A national coalition of grassroots parent and citizen groups — including the American Principles Project, Education Liberty Watch, and Eagle Forum, as well as 72 state and local organizations from 33 states — recently sent a letter to the U.S. House Education and Workforce Committee on the issue of student data privacy.
The letter expressed some significant concerns with what took place at the committee’s June 28th hearing:
- The attitude persists that the government is entitled to all manner of student data on American citizens that should follow them from cradle to grave.
- Legitimate student-privacy concerns only received lip service.
This last issue was discussed in a POLITICO Pro interview with Rep. Paul Mitchell (R-Mich.). Mitchell is newly elected to Congress, but had served as part-owner and CEO of a for-profit college called the Medical Education Center that owns twelve campuses across the country. He is the chief sponsor of the College Transparency Act (HR 2434), the Senate version (S 1121) of which I described in May. This is the new version of the Student Right to Know Before You Go Act that was so problematic for Senator Marco Rubio because it is so harmful to privacy.

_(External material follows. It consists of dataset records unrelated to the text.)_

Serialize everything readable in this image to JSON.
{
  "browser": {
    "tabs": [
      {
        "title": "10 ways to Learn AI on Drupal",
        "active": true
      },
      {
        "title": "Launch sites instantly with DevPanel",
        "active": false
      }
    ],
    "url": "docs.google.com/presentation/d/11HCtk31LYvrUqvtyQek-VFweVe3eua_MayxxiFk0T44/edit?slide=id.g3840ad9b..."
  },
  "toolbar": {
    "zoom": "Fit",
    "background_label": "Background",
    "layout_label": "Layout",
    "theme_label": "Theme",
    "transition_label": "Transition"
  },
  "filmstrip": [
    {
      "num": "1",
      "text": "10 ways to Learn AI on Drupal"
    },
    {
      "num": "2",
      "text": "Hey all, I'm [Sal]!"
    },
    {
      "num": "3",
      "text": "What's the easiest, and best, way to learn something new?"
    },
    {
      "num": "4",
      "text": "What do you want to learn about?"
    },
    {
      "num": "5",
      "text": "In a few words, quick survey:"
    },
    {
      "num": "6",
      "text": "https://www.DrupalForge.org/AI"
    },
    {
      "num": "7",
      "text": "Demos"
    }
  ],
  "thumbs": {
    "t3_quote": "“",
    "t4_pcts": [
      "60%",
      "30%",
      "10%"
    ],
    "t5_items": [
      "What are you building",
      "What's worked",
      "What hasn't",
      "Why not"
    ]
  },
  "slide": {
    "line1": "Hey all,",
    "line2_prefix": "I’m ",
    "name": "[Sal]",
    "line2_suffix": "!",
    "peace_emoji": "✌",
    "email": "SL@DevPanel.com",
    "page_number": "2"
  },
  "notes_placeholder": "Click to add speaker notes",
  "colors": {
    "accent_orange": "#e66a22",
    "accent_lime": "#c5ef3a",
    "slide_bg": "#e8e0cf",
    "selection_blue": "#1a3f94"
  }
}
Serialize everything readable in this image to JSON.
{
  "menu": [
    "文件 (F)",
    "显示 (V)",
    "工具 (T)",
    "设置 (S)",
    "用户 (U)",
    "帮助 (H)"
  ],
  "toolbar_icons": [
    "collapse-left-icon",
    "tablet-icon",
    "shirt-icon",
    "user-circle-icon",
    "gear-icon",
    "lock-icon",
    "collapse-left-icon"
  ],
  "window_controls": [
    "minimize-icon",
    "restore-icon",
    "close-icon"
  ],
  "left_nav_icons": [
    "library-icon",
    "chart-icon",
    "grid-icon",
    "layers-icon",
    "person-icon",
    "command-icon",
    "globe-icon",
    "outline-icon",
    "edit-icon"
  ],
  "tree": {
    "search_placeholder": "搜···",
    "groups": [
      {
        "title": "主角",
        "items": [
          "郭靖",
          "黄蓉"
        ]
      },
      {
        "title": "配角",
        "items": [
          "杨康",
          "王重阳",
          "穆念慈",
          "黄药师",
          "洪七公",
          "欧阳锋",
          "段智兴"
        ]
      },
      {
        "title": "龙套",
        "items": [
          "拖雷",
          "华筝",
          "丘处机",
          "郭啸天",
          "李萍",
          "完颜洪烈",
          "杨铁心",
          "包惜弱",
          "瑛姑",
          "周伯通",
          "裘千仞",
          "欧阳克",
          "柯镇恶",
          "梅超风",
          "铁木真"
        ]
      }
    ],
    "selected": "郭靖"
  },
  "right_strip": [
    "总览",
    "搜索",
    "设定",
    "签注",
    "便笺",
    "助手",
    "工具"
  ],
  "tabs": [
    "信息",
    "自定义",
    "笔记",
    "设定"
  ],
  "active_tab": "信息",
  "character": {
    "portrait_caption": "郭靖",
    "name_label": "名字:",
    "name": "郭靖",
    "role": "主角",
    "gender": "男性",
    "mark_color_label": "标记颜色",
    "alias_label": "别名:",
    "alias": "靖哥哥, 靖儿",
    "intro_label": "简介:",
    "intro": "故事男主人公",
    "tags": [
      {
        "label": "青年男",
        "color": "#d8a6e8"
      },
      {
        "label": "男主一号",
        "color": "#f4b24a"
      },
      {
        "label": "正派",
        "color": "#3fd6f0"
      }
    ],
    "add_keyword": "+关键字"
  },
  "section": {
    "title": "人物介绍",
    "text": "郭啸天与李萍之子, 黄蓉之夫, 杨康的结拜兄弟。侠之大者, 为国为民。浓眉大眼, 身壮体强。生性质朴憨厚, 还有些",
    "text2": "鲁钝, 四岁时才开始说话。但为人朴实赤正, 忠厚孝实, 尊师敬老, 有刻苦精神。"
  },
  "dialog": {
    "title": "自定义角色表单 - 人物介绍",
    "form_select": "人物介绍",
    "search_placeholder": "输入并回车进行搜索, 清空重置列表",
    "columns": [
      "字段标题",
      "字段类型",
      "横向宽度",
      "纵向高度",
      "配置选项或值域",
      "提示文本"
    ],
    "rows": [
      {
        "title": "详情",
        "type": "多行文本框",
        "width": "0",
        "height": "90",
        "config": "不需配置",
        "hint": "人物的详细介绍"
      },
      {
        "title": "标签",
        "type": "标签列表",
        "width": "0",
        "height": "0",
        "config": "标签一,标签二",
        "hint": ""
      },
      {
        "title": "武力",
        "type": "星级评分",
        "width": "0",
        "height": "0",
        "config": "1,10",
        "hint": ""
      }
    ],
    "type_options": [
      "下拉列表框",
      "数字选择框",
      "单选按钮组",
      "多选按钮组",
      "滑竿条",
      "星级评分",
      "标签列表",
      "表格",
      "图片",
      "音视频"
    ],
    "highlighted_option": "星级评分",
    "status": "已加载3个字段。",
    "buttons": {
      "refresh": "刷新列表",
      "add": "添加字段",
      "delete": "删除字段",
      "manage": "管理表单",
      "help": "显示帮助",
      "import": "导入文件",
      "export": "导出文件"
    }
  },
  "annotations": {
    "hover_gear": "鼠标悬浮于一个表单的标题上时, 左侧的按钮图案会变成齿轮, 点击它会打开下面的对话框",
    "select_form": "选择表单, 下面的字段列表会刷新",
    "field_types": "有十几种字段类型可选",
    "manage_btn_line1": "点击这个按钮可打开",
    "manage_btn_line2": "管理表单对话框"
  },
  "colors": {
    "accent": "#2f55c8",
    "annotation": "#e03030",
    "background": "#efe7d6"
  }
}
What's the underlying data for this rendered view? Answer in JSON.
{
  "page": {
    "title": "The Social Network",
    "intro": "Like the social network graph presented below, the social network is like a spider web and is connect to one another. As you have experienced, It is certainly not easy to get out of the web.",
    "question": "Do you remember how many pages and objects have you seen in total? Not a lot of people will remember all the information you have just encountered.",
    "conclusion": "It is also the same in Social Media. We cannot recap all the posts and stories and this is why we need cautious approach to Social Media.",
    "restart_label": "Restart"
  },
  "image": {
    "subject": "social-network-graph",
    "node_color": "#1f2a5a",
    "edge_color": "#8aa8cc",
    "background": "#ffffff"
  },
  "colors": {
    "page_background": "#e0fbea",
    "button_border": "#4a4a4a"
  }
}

The bill’s many problems include the following:
- It lifts the prohibition on the student unit-record system allowing a dangerous extension of the invasive longitudinal data system.
- Although the bill initially limits the data collection to those related to college completion and earnings after a college degree and prohibits collection of more sensitive data like religion and political affiliation, the data elements are to be reviewed every five years with others potentially added by the Commissioner of Education Statistics. Also, there is no specific prohibition against the collection of SEL data from curriculum, surveys, or online learning software.
- Parents and citizens are supposed to be comforted by the fact that data sharing is limited merely to “secure linkages with relevant Federal data systems, including data systems of the Office of Federal Student Aid, the Department of the Treasury, the Department of Defense, the Department of Veterans Affairs, the Social Security Administration, and the Bureau of the Census.”
In the POLITICO Pro article, Rep. Mitchell tries, but fails, to justify this outrageous expansion of government surveillance of American citizens. Here are several inconsistencies:
- If he “do[es] not support in any way shape or form creating a student unit record [system],” why is there a need to specifically remove the prohibition on that system as his bill does in Section 3? Saying one does not support something that one’s bill specifically allows is like claiming that one is a little bit pregnant. If the prohibition is removed, the federal data mining bureaucracy is highly likely to create the student unit-record. Legislative language speaks much louder than words.
- If “the data produced under the bill would be aggregated rather than individualized,” why does the bill call for “student level” (personally identifiable information) in Sec. 2(a)(2)(B)(I & ii)? Is he not aware of how easy experts say it is to re-identify allegedly anonymous or aggregate data with just a few data points?
- Does he really believe after all of the hacking incidents, including the frightening recent data breach of FAFSA, or the deplorable state of student data security at USED, that “there’s every way in the world to protect the privacy of all students in the system while still getting the information… [a]nd there’s technology to do it”?
- Why does he believe it is the federal government’s right to, by survey or privacy invading data collection, “herd everybody up as a graduation requirement that they all come back at six months or a year later to tell you what they’re doing in terms of their employment”? College costs have risen exponentially due to federal government interference in student loans, particularly during the Obama administration. Rather than gathering more data, perhaps the congressman and his colleagues should look at returning to the previous system of private loans or other means of decreasing that interference.
Rep. Mitchell does not think that reauthorization of the Higher Education Act should go ahead without changes in data transparency and says that this is the bipartisan position of the committee. Given previous statements from committee Chairwoman Virginia Foxx (R-N.C.), that does not seem accurate. But if that is the case, then he should expect continued significant pushback from parent and citizen groups across the nation. This is not an issue on which parents will relent anytime soon.